Arvid studierte die Graffiti im Wartehäuschen. Er hörte Maria aufschreien, achtete aber nicht weiter darauf und dachte, die Mädchen würden über irgendetwas tratschen. Dann veränderte sich der Schrei jedoch, und unmittelbar darauf hörte man ein Klatschen.
Arvid lugte gerade rechtzeitig aus dem Wartehäuschen heraus, um Sofia zu Mårten und Emma laufen zu sehen. Sie packte die Schneeanzüge der beiden an der Brust und zog sie zu sich heran. Emma gelang es, sich loszureißen, wodurch Sofia beide Hände frei hatte, um Mårten festzuhalten. Der kleine Junge schrie wie am Spieß, als Sofia ihn zum Rand des Schiffsanlegers schleifte und darüber hinwegschleuderte. Während er über die Kante stürzte, schrie er weiter und verstummte dann abrupt.
Das Zubringerboot war noch etwa fünfzig Meter vom Schiffsanleger entfernt, und die Möwen flogen vom Meer auf und wurden gen Himmel gehoben wie ein flatternder und schreiender Vorhang.
Das Ganze war jenseits aller Vernunft, weshalb es ein paar Sekunden dauerte, bis Arvids Gehirn akzeptierte, dass es hier nicht um Fangen oder irgendein anderes Kinderspiel ging und Sofia tatsächlich den kleinen Mårten ins eiskalte Wasser geworfen hatte.
Und wo ist Maria?
Sofia fletschte die Zähne und rannte auf die anderen Kinder zu, die verängstigt kreischend landeinwärts flohen. Es war wie Wer hat Angst vorm schwarzen Mann , nur dass der Mann wirklich gefährlich war und es einem nichts nützen würde, vorsichtig zu sein.

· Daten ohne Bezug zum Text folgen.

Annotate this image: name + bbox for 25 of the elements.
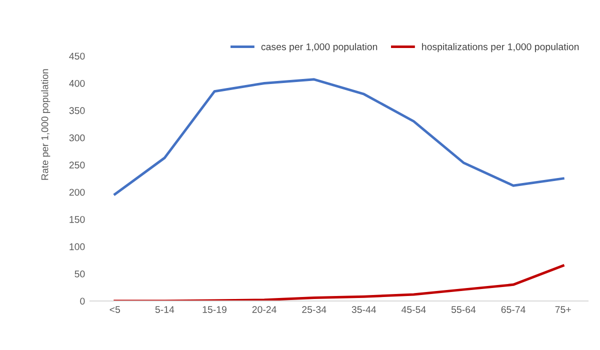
line-series bbox=[114, 78, 564, 196]
y-tick-label: 0 bbox=[80, 298, 85, 305]
y-tick-label: 250 bbox=[69, 162, 85, 169]
x-tick-label: 25-34 bbox=[302, 306, 326, 313]
y-tick-label: 200 bbox=[69, 188, 85, 196]
x-tick-label: 5-14 bbox=[155, 306, 174, 313]
y-tick-label: 50 bbox=[74, 270, 85, 278]
y-tick-label: 100 bbox=[70, 243, 85, 250]
y-tick-label: 350 bbox=[69, 107, 85, 114]
x-tick-label: 55-64 bbox=[451, 306, 476, 313]
x-tick-label: 45-54 bbox=[401, 306, 426, 313]
legend-label: hospitalizations per 1,000 population bbox=[422, 43, 579, 52]
line-series bbox=[114, 264, 564, 301]
x-tick-label: 75+ bbox=[555, 306, 571, 313]
y-tick-label: 400 bbox=[69, 80, 85, 87]
legend-label: cases per 1,000 population bbox=[261, 43, 378, 52]
y-tick-label: 450 bbox=[69, 52, 85, 60]
x-tick-label: 35-44 bbox=[352, 306, 376, 313]
y-tick-label: 300 bbox=[69, 134, 85, 142]
x-tick-label: 15-19 bbox=[202, 306, 226, 313]
y-axis-title: Rate per 1,000 population bbox=[41, 69, 50, 180]
y-tick-label: 150 bbox=[70, 216, 85, 223]
x-tick-label: <5 bbox=[110, 306, 120, 313]
x-tick-label: 20-24 bbox=[252, 306, 276, 313]
x-tick-label: 65-74 bbox=[501, 306, 526, 313]
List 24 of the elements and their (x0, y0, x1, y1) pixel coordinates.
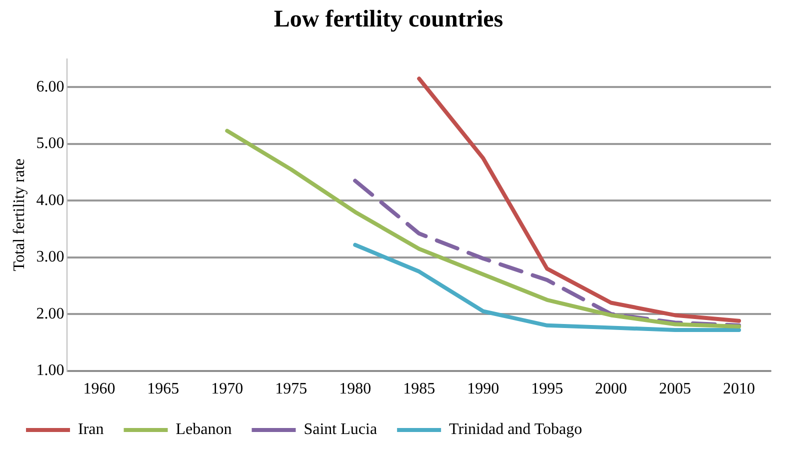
x-tick-label: 1985 (403, 380, 436, 398)
x-tick-label: 1970 (211, 380, 244, 398)
y-axis-title: Total fertility rate (10, 158, 28, 272)
x-tick-label: 1995 (531, 380, 564, 398)
x-tick-label: 2000 (595, 380, 628, 398)
line-series (353, 178, 742, 328)
x-tick-label: 1980 (339, 380, 372, 398)
legend-label: Trinidad and Tobago (449, 421, 582, 438)
y-tick-label: 3.00 (36, 248, 64, 266)
y-tick-label: 4.00 (36, 192, 64, 209)
x-tick-label: 1990 (467, 380, 500, 398)
legend-label: Iran (78, 421, 104, 438)
y-tick-label: 6.00 (36, 78, 64, 96)
y-tick-label: 5.00 (36, 135, 64, 152)
legend-label: Saint Lucia (304, 421, 378, 438)
x-tick-label: 1975 (275, 380, 308, 398)
y-tick-label: 2.00 (36, 305, 64, 322)
y-tick-label: 1.00 (36, 362, 64, 380)
x-tick-label: 2005 (659, 380, 692, 398)
x-tick-label: 2010 (723, 380, 756, 398)
x-tick-label: 1965 (147, 380, 180, 398)
legend-label: Lebanon (176, 421, 232, 438)
x-tick-label: 1960 (83, 380, 116, 398)
chart-title: Low fertility countries (274, 6, 504, 33)
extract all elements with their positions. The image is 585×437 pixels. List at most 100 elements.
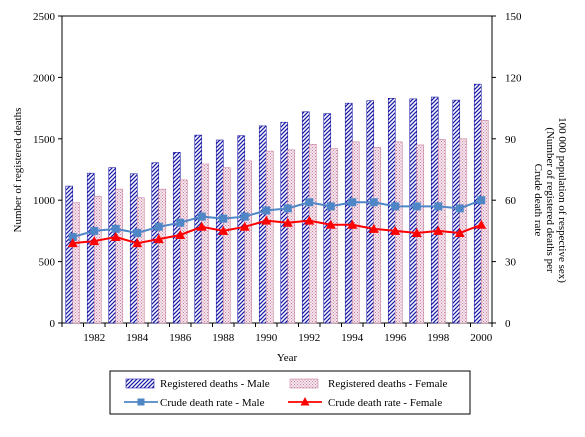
point-female-rate-1989	[239, 221, 250, 231]
legend: Registered deaths - Male Registered deat…	[109, 370, 471, 415]
x-tick-label-2000: 2000	[470, 332, 493, 344]
point-female-rate-1988	[218, 225, 229, 235]
point-female-rate-1982	[89, 236, 100, 246]
point-male-rate-1997	[412, 202, 421, 211]
point-female-rate-1990	[261, 215, 272, 225]
bar-female-1992	[308, 144, 317, 324]
x-tick-label-1990: 1990	[255, 332, 278, 344]
point-male-rate-1994	[348, 198, 357, 207]
legend-marker-male-line	[137, 398, 145, 406]
bar-female-1995	[373, 147, 382, 324]
y-left-tick-label-500: 500	[39, 257, 56, 269]
bar-female-1993	[330, 148, 339, 324]
point-male-rate-1981	[68, 233, 77, 242]
point-female-rate-1993	[325, 219, 336, 229]
point-male-rate-1990	[262, 206, 271, 215]
bar-male-1982	[86, 172, 95, 324]
x-tick-label-1996: 1996	[384, 332, 407, 344]
y-left-tick-label-2500: 2500	[33, 11, 56, 23]
x-tick-label-1994: 1994	[341, 332, 364, 344]
x-tick-label-1984: 1984	[126, 332, 149, 344]
legend-box	[109, 370, 471, 415]
point-female-rate-2000	[476, 219, 487, 229]
point-female-rate-1996	[390, 225, 401, 235]
x-tick-label-1982: 1982	[83, 332, 105, 344]
point-female-rate-1983	[110, 232, 121, 242]
line-female-rate	[72, 219, 482, 245]
legend-label-female-bars: Registered deaths - Female	[328, 378, 448, 390]
point-male-rate-1992	[305, 198, 314, 207]
y-left-tick-label-2000: 2000	[33, 72, 56, 84]
y-right-tick-label-150: 150	[505, 11, 522, 23]
bar-female-1987	[201, 163, 210, 324]
point-male-rate-1995	[369, 198, 378, 207]
point-male-rate-1984	[133, 228, 142, 237]
y-right-tick-label-0: 0	[505, 318, 511, 330]
point-male-rate-1989	[240, 212, 249, 221]
bar-male-1995	[366, 100, 375, 324]
y-right-tick-label-60: 60	[505, 195, 517, 207]
legend-swatch-female-bars	[289, 378, 319, 389]
point-male-rate-1991	[283, 204, 292, 213]
bar-female-1984	[136, 197, 145, 324]
bar-female-1983	[115, 188, 124, 324]
point-female-rate-1994	[347, 219, 358, 229]
y-right-tick-label-30: 30	[505, 257, 517, 269]
point-female-rate-1998	[433, 225, 444, 235]
point-male-rate-2000	[477, 196, 486, 205]
point-male-rate-1998	[434, 202, 443, 211]
point-female-rate-1991	[282, 217, 293, 227]
legend-swatch-male-bars	[125, 378, 155, 389]
y-axis-right-title: Crude death rate (Number of registered d…	[532, 117, 568, 283]
point-female-rate-1992	[304, 215, 315, 225]
legend-label-male-line: Crude death rate - Male	[160, 397, 265, 409]
x-axis-title: Year	[277, 352, 298, 364]
x-tick-label-1992: 1992	[298, 332, 320, 344]
point-male-rate-1988	[219, 214, 228, 223]
point-male-rate-1983	[111, 224, 120, 233]
bar-male-1997	[409, 98, 418, 324]
legend-label-male-bars: Registered deaths - Male	[160, 378, 270, 390]
point-female-rate-1987	[196, 221, 207, 231]
legend-marker-female-line	[300, 397, 310, 406]
bar-female-1991	[287, 149, 296, 324]
bar-male-1981	[65, 185, 74, 324]
point-female-rate-1985	[153, 234, 164, 244]
y-left-tick-label-1000: 1000	[33, 195, 56, 207]
bar-female-1989	[244, 160, 253, 324]
x-tick-label-1988: 1988	[212, 332, 235, 344]
rate-lines	[67, 196, 487, 248]
y-right-tick-label-120: 120	[505, 72, 522, 84]
bar-male-1992	[301, 111, 310, 324]
y-left-tick-label-1500: 1500	[33, 134, 56, 146]
x-tick-label-1998: 1998	[427, 332, 450, 344]
y-axis-left-title: Number of registered deaths	[12, 108, 24, 233]
point-male-rate-1993	[326, 202, 335, 211]
point-female-rate-1986	[175, 229, 186, 239]
bar-female-1981	[72, 202, 81, 324]
point-male-rate-1996	[391, 202, 400, 211]
y-left-tick-label-0: 0	[50, 318, 56, 330]
point-female-rate-1999	[454, 227, 465, 237]
point-male-rate-1982	[90, 226, 99, 235]
bar-female-1988	[222, 167, 231, 324]
y-axis-right-title-line-2: (Number of registered deaths per	[544, 127, 556, 273]
point-female-rate-1995	[368, 223, 379, 233]
bar-male-1993	[323, 113, 332, 324]
axes: 0 500 1000 1500 2000 2500 0 30 60 90 120 150 1982 198…	[33, 11, 522, 344]
bar-female-1990	[265, 150, 274, 324]
point-female-rate-1981	[67, 238, 78, 248]
bar-male-1994	[344, 102, 353, 324]
point-female-rate-1984	[132, 238, 143, 248]
legend-label-female-line: Crude death rate - Female	[328, 397, 442, 409]
y-axis-right-title-line-3: 100 000 population of respective sex)	[556, 117, 568, 283]
bar-female-1994	[351, 141, 360, 324]
point-male-rate-1986	[176, 218, 185, 227]
bar-female-1982	[93, 196, 102, 324]
plot-area	[61, 15, 493, 324]
point-male-rate-1987	[197, 212, 206, 221]
bar-female-1985	[158, 188, 167, 324]
x-tick-label-1986: 1986	[169, 332, 192, 344]
y-right-tick-label-90: 90	[505, 134, 517, 146]
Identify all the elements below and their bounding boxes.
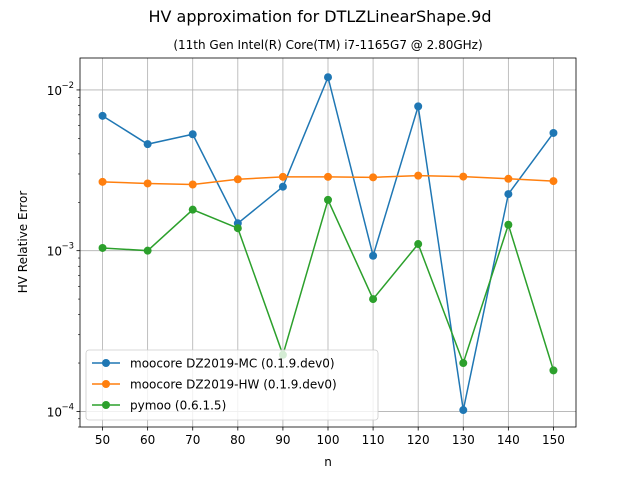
- y-tick-label: 10: [47, 405, 62, 419]
- legend-label: moocore DZ2019-MC (0.1.9.dev0): [130, 357, 335, 371]
- data-point: [98, 243, 107, 252]
- data-point: [188, 205, 197, 214]
- y-tick-base: 10: [47, 245, 62, 259]
- data-point: [414, 240, 423, 249]
- data-point: [233, 175, 242, 184]
- series-0: [98, 73, 558, 415]
- data-point: [324, 195, 332, 204]
- data-point: [549, 128, 558, 137]
- chart-subtitle: (11th Gen Intel(R) Core(TM) i7-1165G7 @ …: [173, 38, 482, 52]
- legend-label: moocore DZ2019-HW (0.1.9.dev0): [130, 378, 337, 392]
- x-axis-label: n: [324, 455, 332, 469]
- data-point: [459, 359, 468, 368]
- x-tick-label: 140: [497, 433, 520, 447]
- legend-swatch-marker: [102, 401, 110, 409]
- data-point: [459, 406, 468, 415]
- data-point: [98, 177, 107, 186]
- legend-swatch-marker: [102, 359, 110, 367]
- y-tick-base: 10: [47, 84, 62, 98]
- data-point: [369, 295, 378, 304]
- data-point: [549, 177, 558, 186]
- legend: moocore DZ2019-MC (0.1.9.dev0) moocore DZ…: [85, 349, 379, 421]
- data-point: [278, 182, 287, 191]
- data-point: [143, 179, 152, 188]
- data-point: [549, 366, 558, 375]
- chart-title: HV approximation for DTLZLinearShape.9d: [148, 7, 491, 26]
- data-point: [504, 220, 513, 229]
- x-axis-ticks: 50 60 70 80 90 100 110 120 130 140 150: [95, 427, 565, 447]
- y-axis-label: HV Relative Error: [16, 191, 30, 294]
- y-tick-label: 10: [47, 245, 62, 259]
- data-point: [459, 172, 468, 181]
- data-point: [504, 174, 513, 183]
- series-1: [98, 171, 558, 189]
- x-tick-label: 50: [95, 433, 110, 447]
- legend-swatch-marker: [102, 380, 110, 388]
- data-point: [143, 246, 152, 255]
- x-tick-label: 100: [317, 433, 340, 447]
- x-tick-label: 130: [452, 433, 475, 447]
- data-point: [188, 180, 197, 189]
- data-point: [504, 190, 513, 199]
- series-layer: [98, 73, 558, 415]
- y-tick-base: 10: [47, 405, 62, 419]
- x-tick-label: 120: [407, 433, 430, 447]
- x-tick-label: 150: [542, 433, 565, 447]
- data-point: [98, 111, 107, 120]
- data-point: [233, 224, 242, 233]
- data-point: [143, 140, 152, 149]
- legend-label: pymoo (0.6.1.5): [130, 399, 226, 413]
- data-point: [414, 102, 423, 111]
- y-tick-label: 10: [47, 84, 62, 98]
- y-tick-exponent: −3: [61, 242, 74, 252]
- y-tick-exponent: −4: [61, 402, 74, 412]
- data-point: [414, 171, 423, 180]
- x-tick-label: 70: [185, 433, 200, 447]
- x-tick-label: 110: [362, 433, 385, 447]
- y-tick-exponent: −2: [61, 81, 74, 91]
- data-point: [324, 73, 332, 82]
- x-tick-label: 60: [140, 433, 155, 447]
- data-point: [369, 173, 378, 182]
- data-point: [369, 251, 378, 260]
- data-point: [278, 172, 287, 181]
- data-point: [324, 172, 332, 181]
- x-tick-label: 90: [275, 433, 290, 447]
- data-point: [188, 130, 197, 139]
- legend-box: [85, 349, 379, 421]
- x-tick-label: 80: [230, 433, 245, 447]
- y-axis-ticks: 10−210−310−4: [47, 81, 80, 428]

Während Arvid zum Rand des Schiffsanlegers lief, nahm er aus den Augenwinkeln wahr, dass das Zubringerboot noch zu weit entfernt war, um auf Rogers Hilfe hoffen zu können. Arvid schaute ins Wasser und sah Mårtens hellblauen Schneeanzug gleich unter der Oberfläche.
Er zögerte. Eigentlich war es nicht seine Aufgabe, so etwas zu tun. Er war erst dreizehn und das Wasser kaum wärmer als null Grad, und es musste doch irgendeinen Erwachsenen geben, der …
Großvater. Großvater hätte …
Weiter dachte er nicht, ehe seine Hände von ganz allein den Reißverschluss der Lederjacke aufzogen und sie abstreiften. Die hellblaue Farbe von Mårtens Schneeanzug wurde dunkler, als er sank, und keiner außer Arvid konnte ihn retten.
Er hatte die Jacke ausgezogen und wollte gerade tief Luft holen, als ihn von hinten ein fester Stoß traf, der ihn ins Leere kippen ließ. Im Fallen drehte er sich halb um und sah für einen kurzen Moment Sofia, die ihn mit wahnsinnigen Augen anstarrte, ehe er die zwei Meter fiel und ins Wasser schlug.
Die Kälte zerrte alle Luft aus ihm, und seine Lunge zog sich zusammen und erlaubte ihm nicht, neue einzuatmen. Er sah den spitzen Bug des Zubringerboots in etwa zehn Meter Entfernung. Es kam direkt auf ihn zu, und er hörte die Motoren aufbrüllen, als Roger auf volle Kraft zurück schaltete.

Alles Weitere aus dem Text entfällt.